Dış Köşe

Gökkuşağı Savaşçısı kömüre “dur” demeye geldi – Pelin Cengiz

0

Kızılderili Cree kabilesinin bir kehaneti vardı. Bu kehanete göre, bir gün gelecek yerküre hastalanacak. Dünyanın bütün kaynakları tahrip olacak. Denizler kararacak, akarsular zehirlenecek. Sonra dünyaya her yerden insanların katıldığı yeni bir kavim gelecek, Beyaz Adam’a dünyaya saygı duymayı öğretecek. Yerküreyi iyileştirmek için çalışacak bu kabilenin ismi Gökkuşağı Savaşçıları (Rainbow Warrior) olacak.

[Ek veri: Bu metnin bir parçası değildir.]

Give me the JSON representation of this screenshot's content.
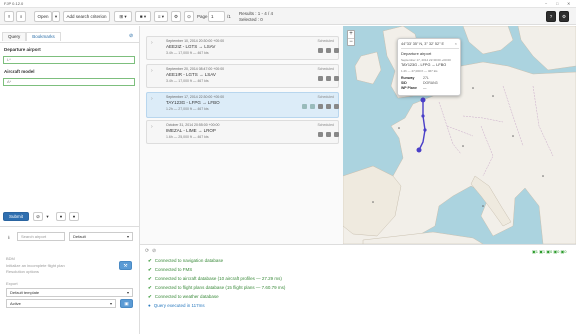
{
  "app": {
    "title": "FJP 0.12.0"
  },
  "toolbar": {
    "open_label": "Open",
    "add_criterion_label": "Add search criterion",
    "page_label": "Page",
    "page_value": "1",
    "page_total": "/1",
    "results_label": "Results : 1 - 4 / 4",
    "selected_label": "Selected : 0"
  },
  "left": {
    "tabs": [
      "Query",
      "Bookmarks"
    ],
    "departure_label": "Departure airport",
    "departure_value": "L*",
    "aircraft_label": "Aircraft model",
    "aircraft_value": "A*",
    "submit_label": "Submit",
    "search_airport_placeholder": "Search airport",
    "default_label": "Default",
    "bdm_label": "BDM",
    "bdm_note1": "Initialize an incomplete flight plan",
    "bdm_note2": "Resolution options",
    "export_label": "Export",
    "template_value": "Default template",
    "active_value": "Active"
  },
  "flights": [
    {
      "date": "September 10, 2014 20:30:00 +00:00",
      "route": "AEE2IZ - LGTS → LSAV",
      "meta": "3.4h — 17,000 ft — 467 kts",
      "status": "Scheduled"
    },
    {
      "date": "September 20, 2014 08:47:00 +00:00",
      "route": "AEE1IR - LGTS → LSAV",
      "meta": "3.4h — 17,000 ft — 467 kts",
      "status": "Scheduled"
    },
    {
      "date": "September 17, 2014 22:30:00 +00:00",
      "route": "TAY123G - LFPG → LFBO",
      "meta": "1.2h — 27,000 ft — 467 kts",
      "status": "Scheduled"
    },
    {
      "date": "October 31, 2014 20:55:00 +00:00",
      "route": "IMEZAL - LIME → LROP",
      "meta": "1.6h — 25,000 ft — 467 kts",
      "status": "Scheduled"
    }
  ],
  "map": {
    "coords": "44°33' 35\" N, 3° 32' 52\" E",
    "popup_title": "Departure airport",
    "popup_date": "September 17, 2014 22:30:00 +00:00",
    "popup_route": "TAY123G - LFPG → LFBO",
    "popup_meta": "1.2h — 27,000 ft — 467 kts",
    "runway_label": "Runway",
    "runway_value": "27L",
    "sid_label": "SID",
    "sid_value": "DORAN3",
    "wp_label": "WP Plane",
    "wp_value": "—",
    "zoom_in": "+",
    "zoom_out": "−"
  },
  "log": [
    {
      "text": "Connected to navigation database",
      "type": "ok"
    },
    {
      "text": "Connected to FMS",
      "type": "ok"
    },
    {
      "text": "Connected to aircraft database (10 aircraft profiles — 27.29 ms)",
      "type": "ok"
    },
    {
      "text": "Connected to flight plans database (15 flight plans — 7.60.79 ms)",
      "type": "ok"
    },
    {
      "text": "Connected to weather database",
      "type": "ok"
    },
    {
      "text": "Query executed in 117ms",
      "type": "info"
    }
  ],
  "colors": {
    "accent": "#2f6fb0",
    "success": "#3a9a3a",
    "route": "#4a3fc8",
    "sea": "#abd3df",
    "land": "#f2efe9"
  }
}
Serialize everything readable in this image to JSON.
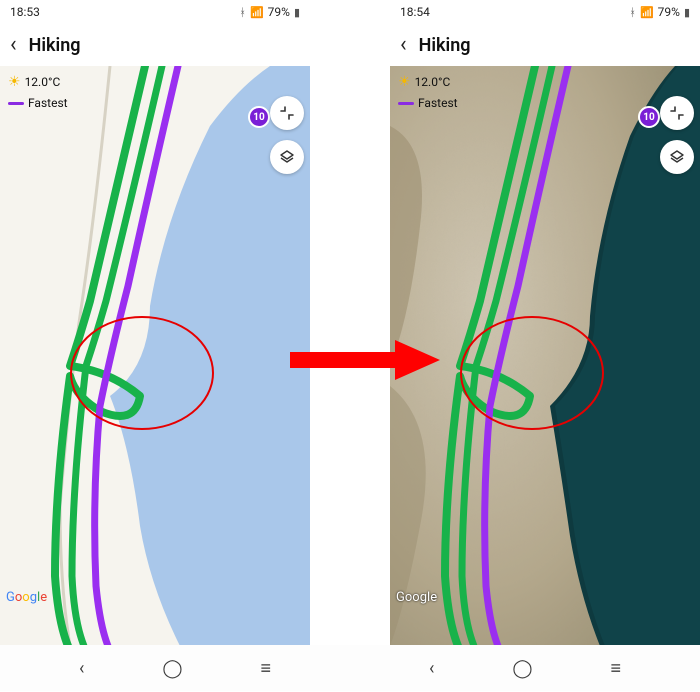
{
  "left": {
    "status": {
      "time": "18:53",
      "battery": "79%"
    },
    "header": {
      "title": "Hiking"
    },
    "overlay": {
      "temperature": "12.0°C",
      "legend_label": "Fastest",
      "legend_color": "#8a2be2",
      "route_badge": "10"
    },
    "attribution": "Google"
  },
  "right": {
    "status": {
      "time": "18:54",
      "battery": "79%"
    },
    "header": {
      "title": "Hiking"
    },
    "overlay": {
      "temperature": "12.0°C",
      "legend_label": "Fastest",
      "legend_color": "#8a2be2",
      "route_badge": "10"
    },
    "attribution": "Google"
  },
  "annotation": {
    "highlight_shape": "ellipse",
    "arrow_direction": "left-to-right",
    "meaning": "map layer switched from default to satellite"
  }
}
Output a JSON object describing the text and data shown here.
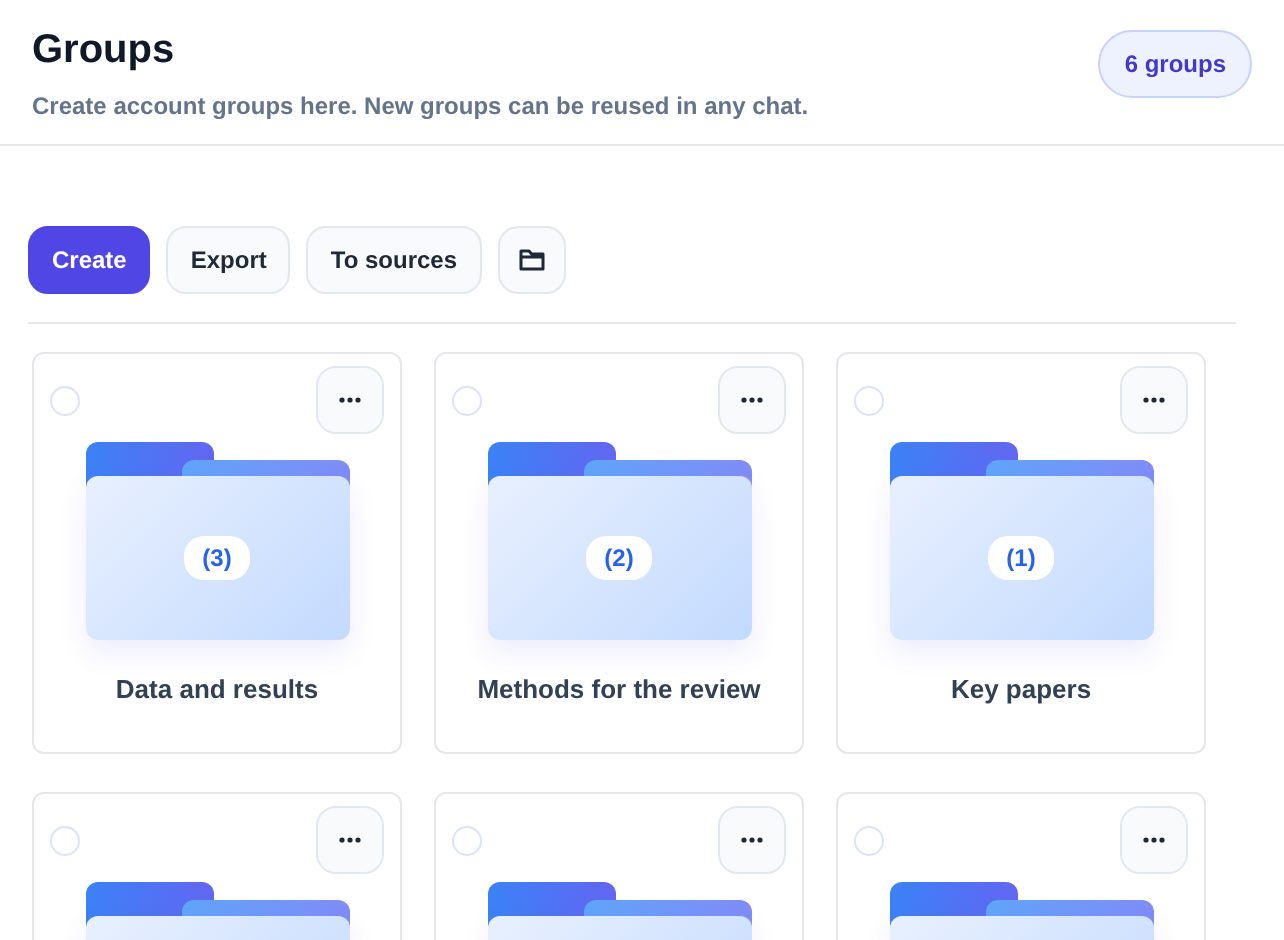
{
  "header": {
    "title": "Groups",
    "subtitle": "Create account groups here. New groups can be reused in any chat.",
    "count_badge": "6 groups"
  },
  "toolbar": {
    "buttons": [
      {
        "label": "Create",
        "kind": "primary"
      },
      {
        "label": "Export",
        "kind": "secondary"
      },
      {
        "label": "To sources",
        "kind": "secondary"
      },
      {
        "kind": "folder-icon"
      }
    ]
  },
  "groups": [
    {
      "name": "Data and results",
      "count": "(3)",
      "selected": false
    },
    {
      "name": "Methods for the review",
      "count": "(2)",
      "selected": false
    },
    {
      "name": "Key papers",
      "count": "(1)",
      "selected": false
    },
    {
      "selected": false
    },
    {
      "selected": false
    },
    {
      "selected": false
    }
  ]
}
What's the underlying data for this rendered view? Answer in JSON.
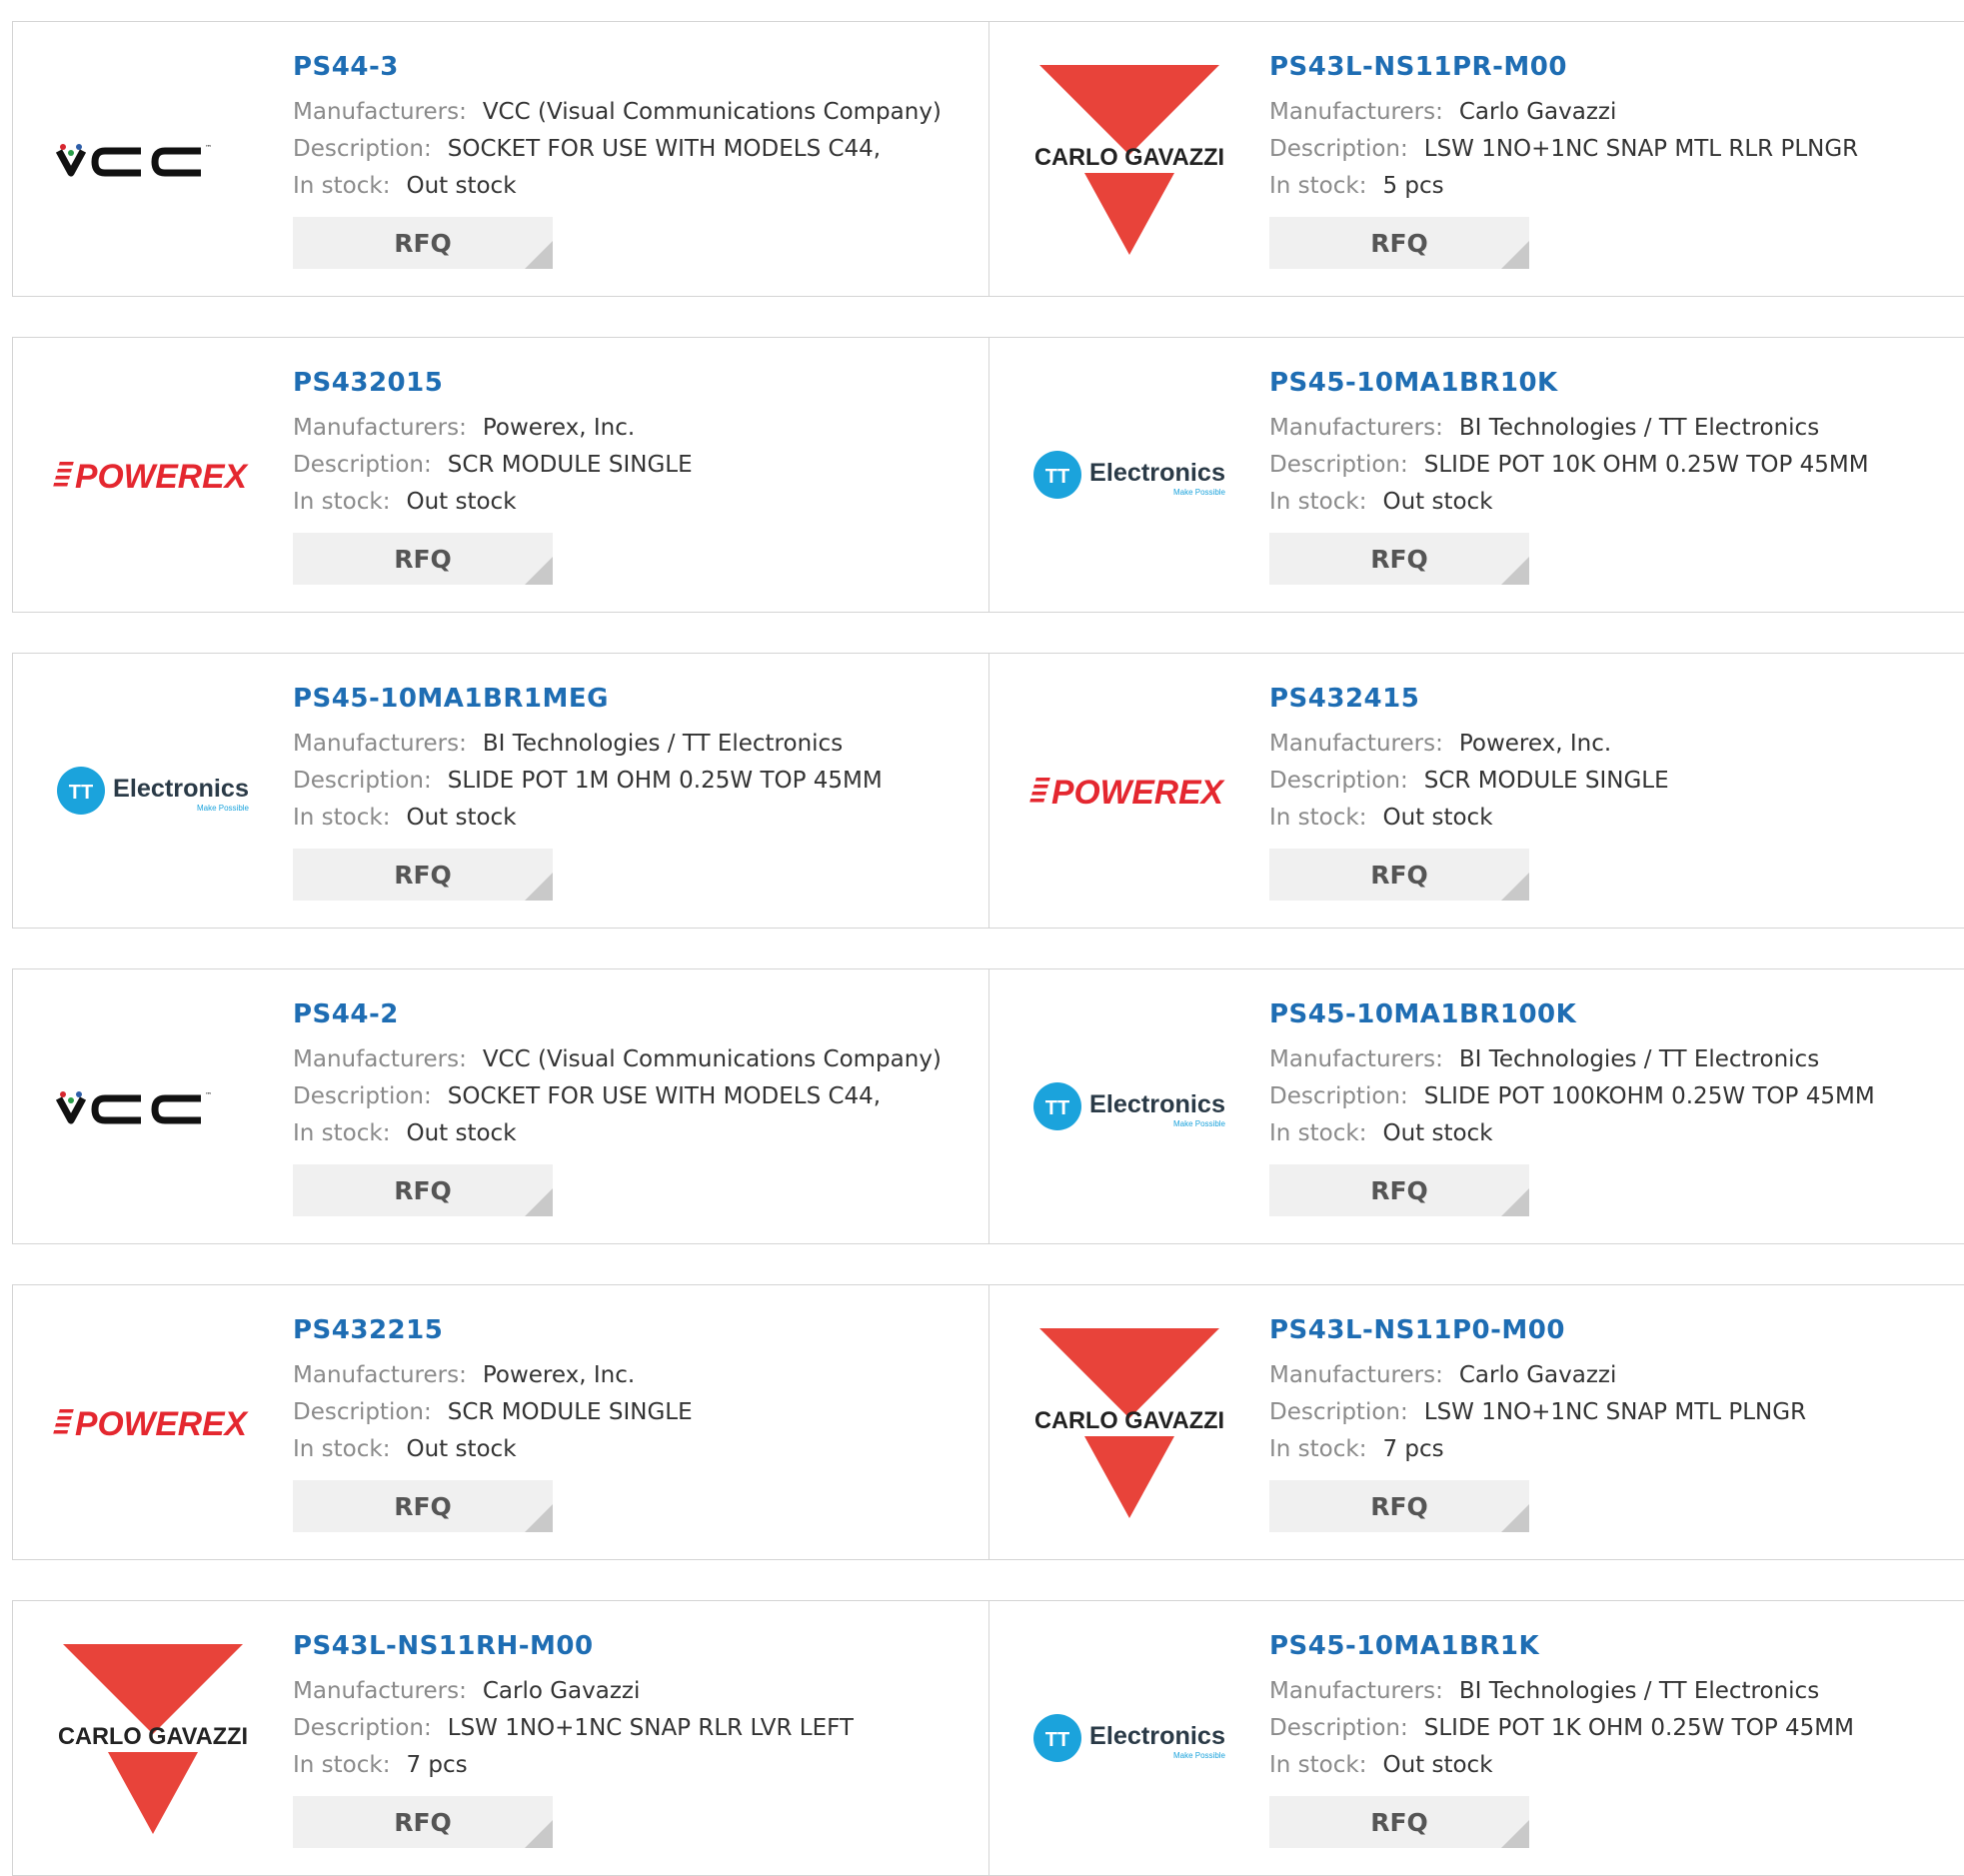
{
  "labels": {
    "manufacturers": "Manufacturers:",
    "description": "Description:",
    "stock": "In stock:",
    "rfq": "RFQ"
  },
  "logos": {
    "vcc": {
      "text": "VCC",
      "tm": "™",
      "colors": {
        "red": "#d7262f",
        "green": "#2a9d48",
        "blue": "#2d5ea8"
      }
    },
    "carlo": {
      "text": "CARLO GAVAZZI",
      "color": "#e8433a"
    },
    "powerex": {
      "text": "POWEREX",
      "color": "#e4272f"
    },
    "tt": {
      "text": "Electronics",
      "badge": "TT",
      "tagline": "Make Possible",
      "color": "#1ba3dc"
    }
  },
  "products": [
    {
      "part": "PS44-3",
      "logo": "vcc",
      "manufacturer": "VCC (Visual Communications Company)",
      "description": "SOCKET FOR USE WITH MODELS C44,",
      "stock": "Out stock"
    },
    {
      "part": "PS43L-NS11PR-M00",
      "logo": "carlo",
      "manufacturer": "Carlo Gavazzi",
      "description": "LSW 1NO+1NC SNAP MTL RLR PLNGR",
      "stock": "5 pcs"
    },
    {
      "part": "PS432015",
      "logo": "powerex",
      "manufacturer": "Powerex, Inc.",
      "description": "SCR MODULE SINGLE",
      "stock": "Out stock"
    },
    {
      "part": "PS45-10MA1BR10K",
      "logo": "tt",
      "manufacturer": "BI Technologies / TT Electronics",
      "description": "SLIDE POT 10K OHM 0.25W TOP 45MM",
      "stock": "Out stock"
    },
    {
      "part": "PS45-10MA1BR1MEG",
      "logo": "tt",
      "manufacturer": "BI Technologies / TT Electronics",
      "description": "SLIDE POT 1M OHM 0.25W TOP 45MM",
      "stock": "Out stock"
    },
    {
      "part": "PS432415",
      "logo": "powerex",
      "manufacturer": "Powerex, Inc.",
      "description": "SCR MODULE SINGLE",
      "stock": "Out stock"
    },
    {
      "part": "PS44-2",
      "logo": "vcc",
      "manufacturer": "VCC (Visual Communications Company)",
      "description": "SOCKET FOR USE WITH MODELS C44,",
      "stock": "Out stock"
    },
    {
      "part": "PS45-10MA1BR100K",
      "logo": "tt",
      "manufacturer": "BI Technologies / TT Electronics",
      "description": "SLIDE POT 100KOHM 0.25W TOP 45MM",
      "stock": "Out stock"
    },
    {
      "part": "PS432215",
      "logo": "powerex",
      "manufacturer": "Powerex, Inc.",
      "description": "SCR MODULE SINGLE",
      "stock": "Out stock"
    },
    {
      "part": "PS43L-NS11P0-M00",
      "logo": "carlo",
      "manufacturer": "Carlo Gavazzi",
      "description": "LSW 1NO+1NC SNAP MTL PLNGR",
      "stock": "7 pcs"
    },
    {
      "part": "PS43L-NS11RH-M00",
      "logo": "carlo",
      "manufacturer": "Carlo Gavazzi",
      "description": "LSW 1NO+1NC SNAP RLR LVR LEFT",
      "stock": "7 pcs"
    },
    {
      "part": "PS45-10MA1BR1K",
      "logo": "tt",
      "manufacturer": "BI Technologies / TT Electronics",
      "description": "SLIDE POT 1K OHM 0.25W TOP 45MM",
      "stock": "Out stock"
    }
  ]
}
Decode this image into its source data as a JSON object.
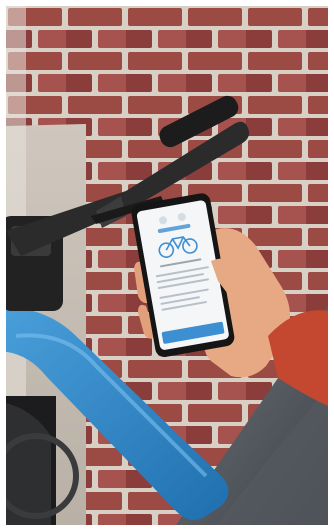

Dünyanın pek çok yerinde gerçekleştirdiği sıradışı çevreci eylemlerle adından söz ettiren ve adını bu Kızılderili kehanetinden alan Greenpeace’in efsane gemisi Rainbow Warrior’ın yolu şu günlerde İstanbul’a düştü. Dünya genelinde 40 ülkede milyonlarca destekçisi bulunan Rainbow Warrior’ın, Türkiye serüveni aslında yeni başlıyor. Akdeniz turuna çıkan gemi, İspanya’da başladığı yolculuğu sırasında Fransa, İtalya, Romanya, Hırvatistan, Bulgaristan’a uğradı. İstanbul’da Paşalimanı’nda demirli bulunan gemiye üç günde 2000’den fazla ziyaretçi gelmiş. İstanbul’dan sonra Karadeniz’e oradan Çanakkale, Bursa ve İzmir’e uğrayacak olan Rainbow Warrior’ın bir sonraki durağı da Yunanistan olacak.

6 Rainbow Warrior

Rainbow Warrior deyince tarihçesine de değinmek önemli. Greenpeace’in denizdeki serüveni aslında 1978’de kırık dökük bir balıkçı teknesinin onarılmasıyla başlıyor. Greenpeace’in fikir babası Bob Hunter da, ilk eylemini Rainbow Warrior gemisiyle gerçekleştirmişti. Bu tekne yıllarca nükleer denemeler, balina avcılığı gibi pek çok doğaya karşı işlenen suçları teşhir etmekte kullanıldı. Greenpeace’in ilk Rainbow Warrior gemisi 10 Temmuz 1985 tarihinde Yeni Zelanda’nın Auckland Limanı’nda Fransız gizli servisinin ajanlarınca bombalanarak batırıldı. Saldırı sonucunda Greenpeace’in fotoğrafçısı Fernando Pereira hayatını kaybetti. Ardından ilk geminin yerini Greenpeace’e 22 yıl hizmet edecek olan Rainbow Warrior II aldı. Bu süre boyunca gemi, dünya okyanuslarında yasadışı kereste ticaretini durdurmaktan, nükleer silah denemelerine, aşırı avlanmadan balina avcılığına kadar pek çok çevre suçlarına karşı mücadele etti. Rainbow Warrior II’nin son görevi ise Fukushima açıklarından radyasyon örneği toplamaktı. Gemi 16 Ağustos 2011’de emekliye ayrıldı. Bangladeş sivil toplum kuruluşu Friendship’e devredilen gemi, o tarihten bu yana hastane gemisi olarak kullanılıyor.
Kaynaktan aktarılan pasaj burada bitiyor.